In yet another judicial embarrassment to the YS Jaganmohan Reddy regime, Andhra Pradesh High Court quashed a batch of FIRs in the Amaravati insider trading case. The opposition TDP was quick to claim that the court verdict vindicated its stand that there was no such insider trading.
The allegations of insider trading were the first part of a political narrative to not only target the Chandrababu Naidu regime but also an attempt to justify YS Jagan’s move to shift capital from Amaravati. However, courts do not dwell into the aspects of political narrative, but would only adjudicate on the legality based on the material before it and the law related to it. Therefore, the high court verdict quashing the FIRs need not necessarily mean whether or not insider trading took place. But, the verdict essentially means that under the law insider trading in private land transactions cannot be established, and therefore criminalizing it does not come into question.

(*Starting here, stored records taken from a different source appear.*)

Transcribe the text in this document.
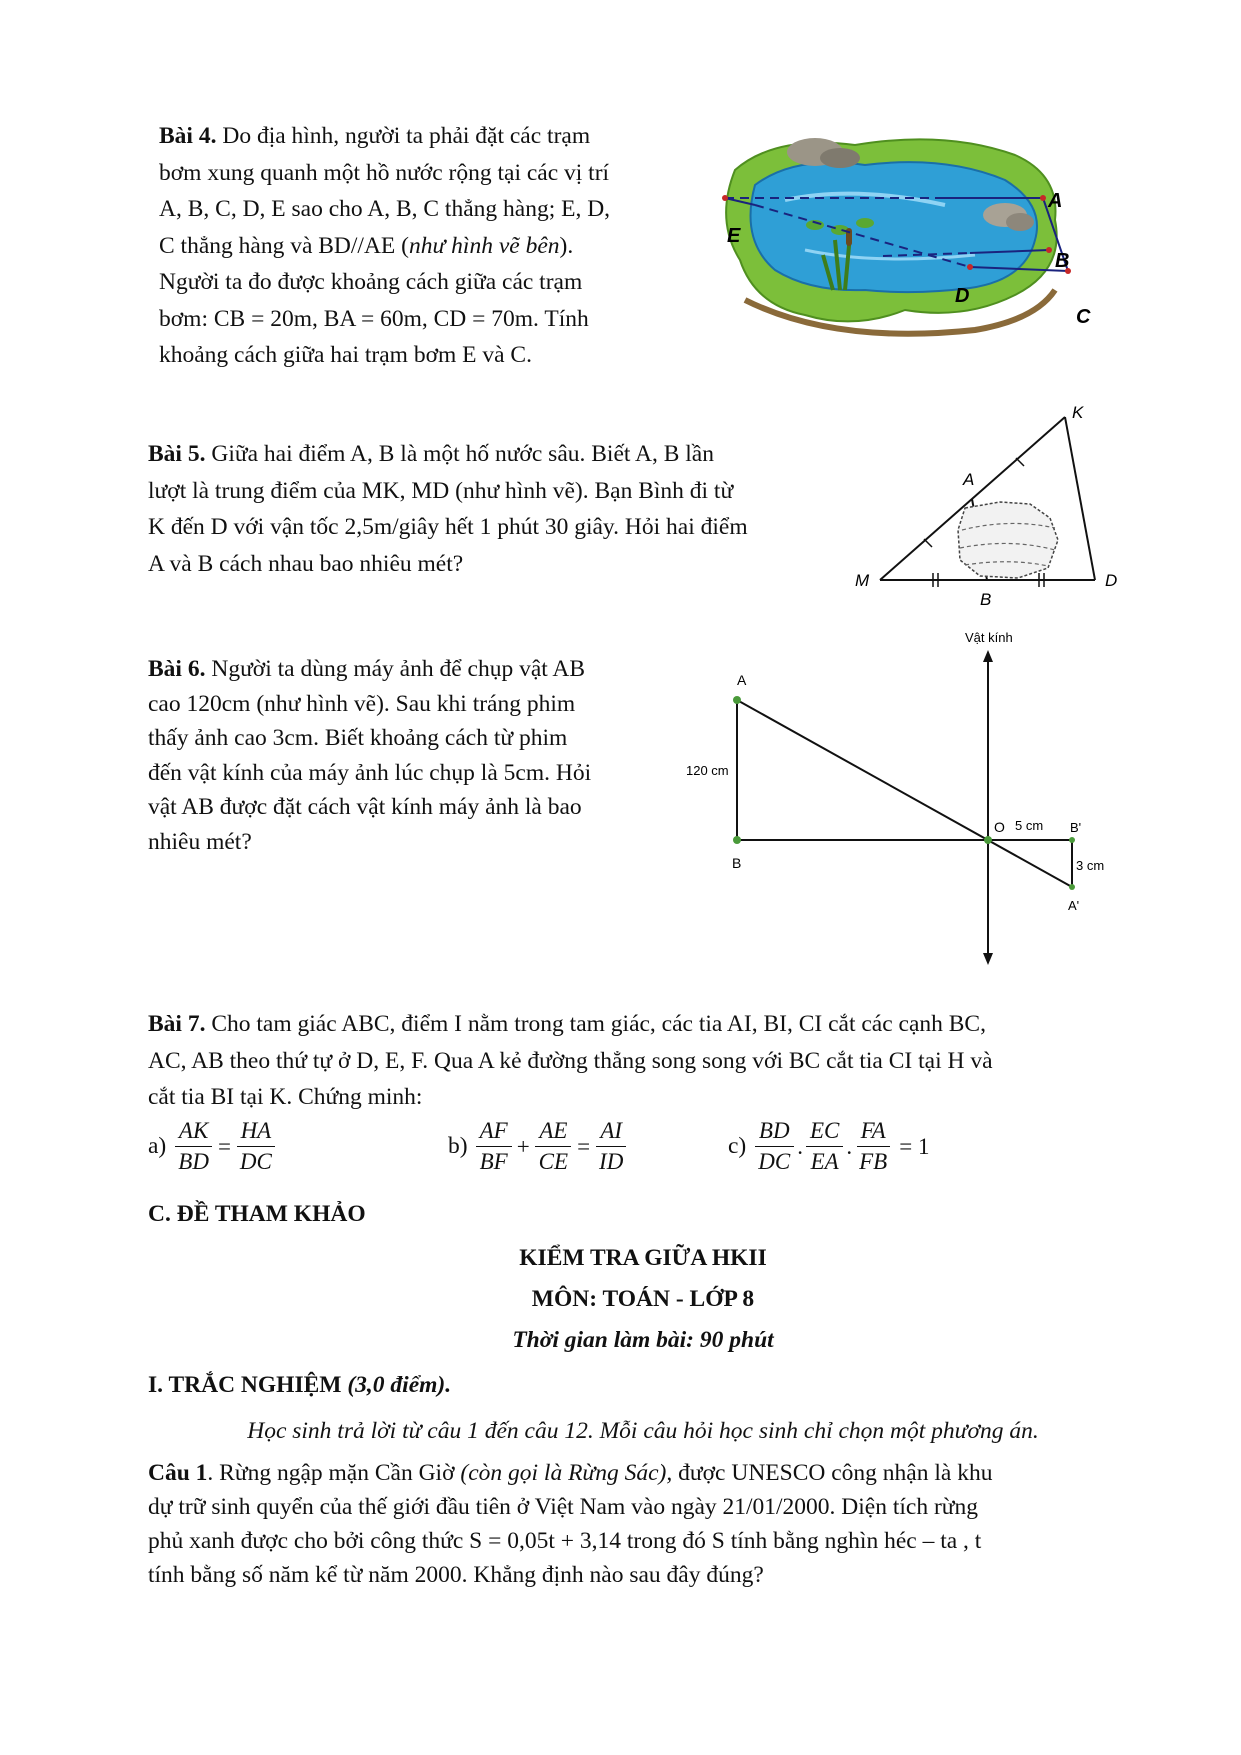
Bài 4. Do địa hình, người ta phải đặt các trạm
bơm xung quanh một hồ nước rộng tại các vị trí
A, B, C, D, E sao cho A, B, C thẳng hàng; E, D,
C thẳng hàng và BD//AE (như hình vẽ bên).
Người ta đo được khoảng cách giữa các trạm
bơm: CB = 20m, BA = 60m, CD = 70m. Tính
khoảng cách giữa hai trạm bơm E và C.
A
B
C
D
E
Bài 5. Giữa hai điểm A, B là một hố nước sâu. Biết A, B lần
lượt là trung điểm của MK, MD (như hình vẽ). Bạn Bình đi từ
K đến D với vận tốc 2,5m/giây hết 1 phút 30 giây. Hỏi hai điểm
A và B cách nhau bao nhiêu mét?
K
A
M
B
D
Bài 6. Người ta dùng máy ảnh để chụp vật AB
cao 120cm (như hình vẽ). Sau khi tráng phim
thấy ảnh cao 3cm. Biết khoảng cách từ phim
đến vật kính của máy ảnh lúc chụp là 5cm. Hỏi
vật AB được đặt cách vật kính máy ảnh là bao
nhiêu mét?
Vật kính
A
120 cm
B
O 5 cm B'
3 cm
A'
Bài 7. Cho tam giác ABC, điểm I nằm trong tam giác, các tia AI, BI, CI cắt các cạnh BC,
AC, AB theo thứ tự ở D, E, F. Qua A kẻ đường thẳng song song với BC cắt tia CI tại H và
cắt tia BI tại K. Chứng minh:
$a) \frac{AK}{BD} = \frac{HA}{DC}$	$b) \frac{AF}{BF} + \frac{AE}{CE} = \frac{AI}{ID}$	$c) \frac{BD}{DC}$ . $\frac{EC}{EA}$ . $\frac{FA}{FB} = 1$
C. ĐỀ THAM KHẢO
KIỂM TRA GIỮA HKII
MÔN: TOÁN - LỚP 8
Thời gian làm bài: 90 phút
I. TRẮC NGHIỆM (3,0 điểm).
Học sinh trả lời từ câu 1 đến câu 12. Mỗi câu hỏi học sinh chỉ chọn một phương án.
Câu 1. Rừng ngập mặn Cần Giờ (còn gọi là Rừng Sác), được UNESCO công nhận là khu
dự trữ sinh quyển của thế giới đầu tiên ở Việt Nam vào ngày 21/01/2000. Diện tích rừng
phủ xanh được cho bởi công thức S = 0,05t + 3,14 trong đó S tính bằng nghìn héc – ta , t
tính bằng số năm kể từ năm 2000. Khẳng định nào sau đây đúng?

Let’s closely look at the court verdict to understand why the insider trading cases were quashed?
1 The concept of the offense of “insider trading”, which is essentially an offense in the field of stock market relating to selling and buying the securities and bonds, cannot be applied to the offenses under the Indian Penal Code and cannot be read into Section 420 IPC or into any provisions in the scheme of Indian Penal Code.

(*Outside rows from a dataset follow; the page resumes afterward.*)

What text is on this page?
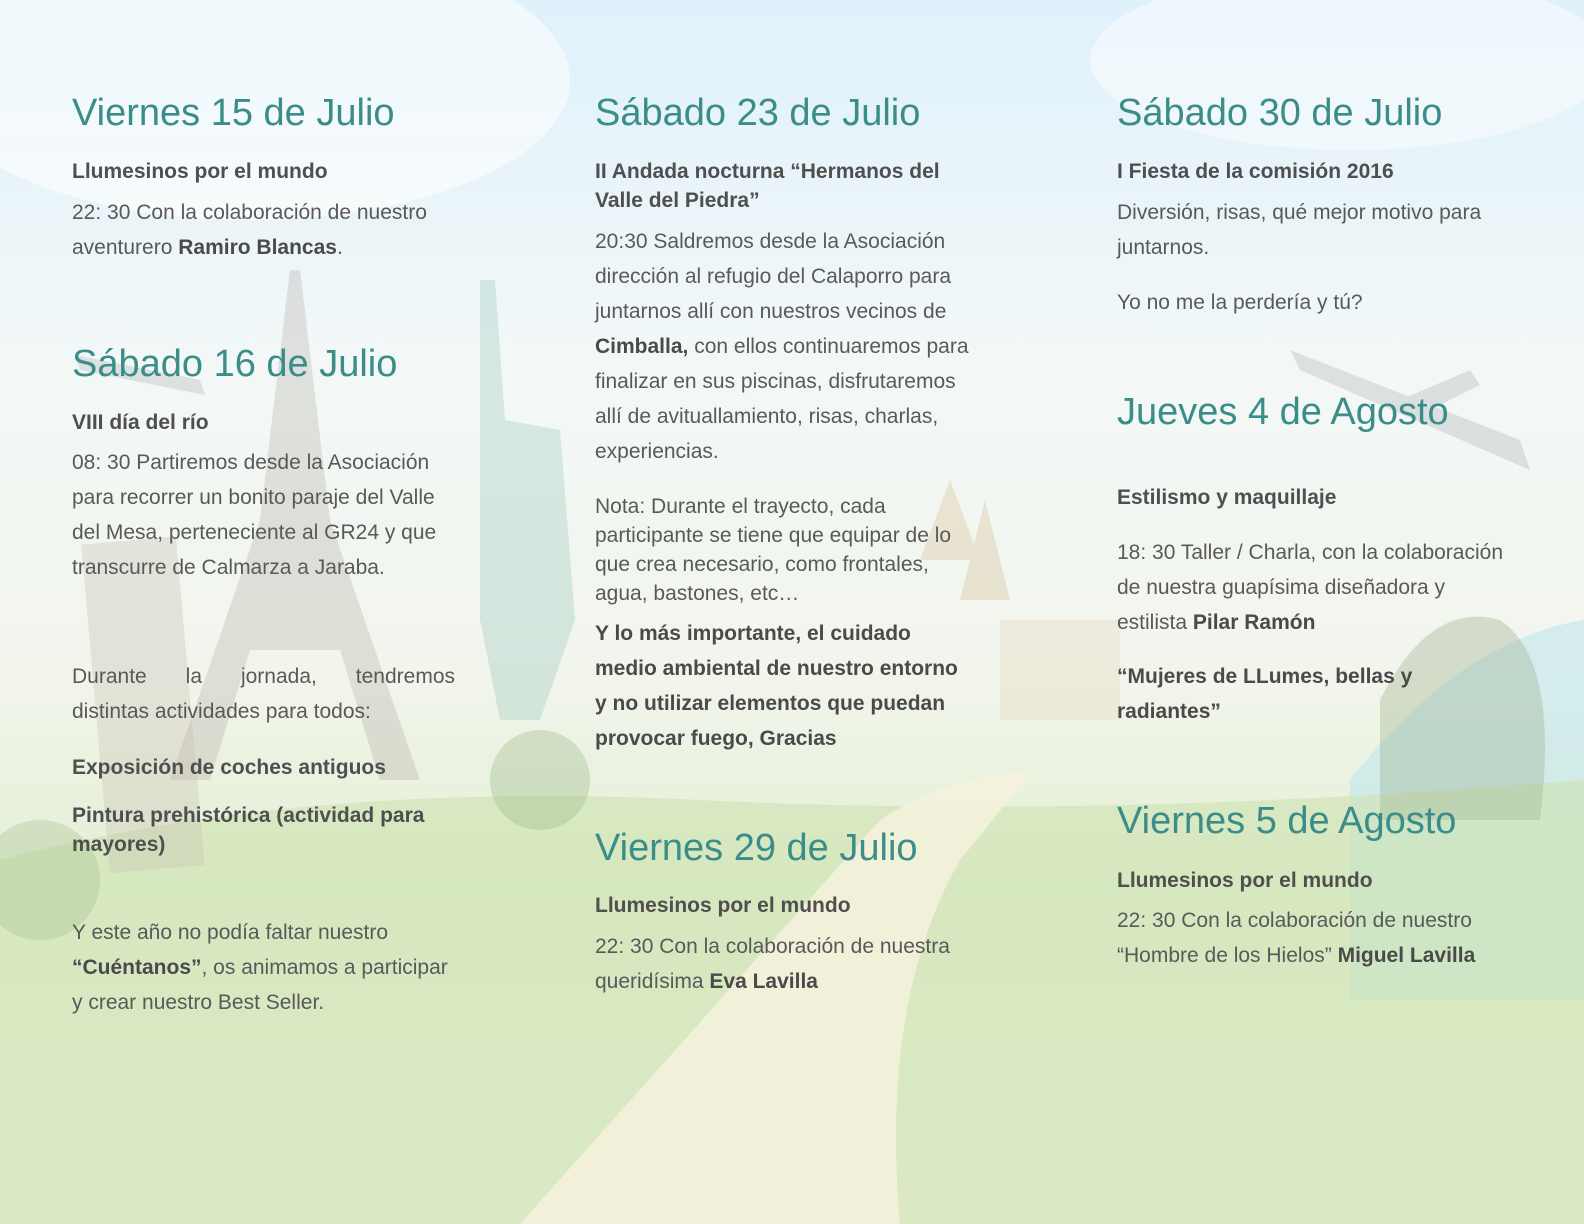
Viernes 15 de Julio
Llumesinos por el mundo

22: 30 Con la colaboración de nuestro aventurero Ramiro Blancas.

Sábado 16 de Julio
VIII día del río

08: 30 Partiremos desde la Asociación para recorrer un bonito paraje del Valle del Mesa, perteneciente al GR24 y que transcurre de Calmarza a Jaraba.

Durante la jornada, tendremos

distintas actividades para todos:

Exposición de coches antiguos
Pintura prehistórica (actividad para mayores)

Y este año no podía faltar nuestro “Cuéntanos”, os animamos a participar y crear nuestro Best Seller.

Sábado 23 de Julio
II Andada nocturna “Hermanos del Valle del Piedra”

20:30 Saldremos desde la Asociación dirección al refugio del Calaporro para juntarnos allí con nuestros vecinos de Cimballa, con ellos continuaremos para finalizar en sus piscinas, disfrutaremos allí de avituallamiento, risas, charlas, experiencias.

Nota: Durante el trayecto, cada participante se tiene que equipar de lo que crea necesario, como frontales, agua, bastones, etc…

Y lo más importante, el cuidado medio ambiental de nuestro entorno y no utilizar elementos que puedan provocar fuego, Gracias

Viernes 29 de Julio
Llumesinos por el mundo

22: 30 Con la colaboración de nuestra queridísima Eva Lavilla

Sábado 30 de Julio
I Fiesta de la comisión 2016

Diversión, risas, qué mejor motivo para juntarnos.

Yo no me la perdería y tú?

Jueves 4 de Agosto
Estilismo y maquillaje

18: 30 Taller / Charla, con la colaboración de nuestra guapísima diseñadora y estilista Pilar Ramón

“Mujeres de LLumes, bellas y radiantes”

Viernes 5 de Agosto
Llumesinos por el mundo

22: 30 Con la colaboración de nuestro “Hombre de los Hielos” Miguel Lavilla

2 As the right to acquire and own property is a constitutional right, legal right, and human right, none can find fault with the said buyers in purchasing the lands as any citizen is entitled to acquire lands in the exercise of their constitutional and legal right. Therefore, private sale transactions cannot be criminalized
3 Information is very much in the public domain and when even the sellers are aware of the same, it cannot be legitimately contended that there has been concealment of material fact dishonestly as required under Explanation appended to Section 415 IPC to attribute any criminal liability of deception to the petitioners. 4 The buyers have no legal obligation to disclose the information relating to latent advantages in purchasing the land to the sellers at the time of buying the said land. Therefore, it does not amount to dishonest concealment of fact as contemplated under the Explanation appended to Section 415 IPC.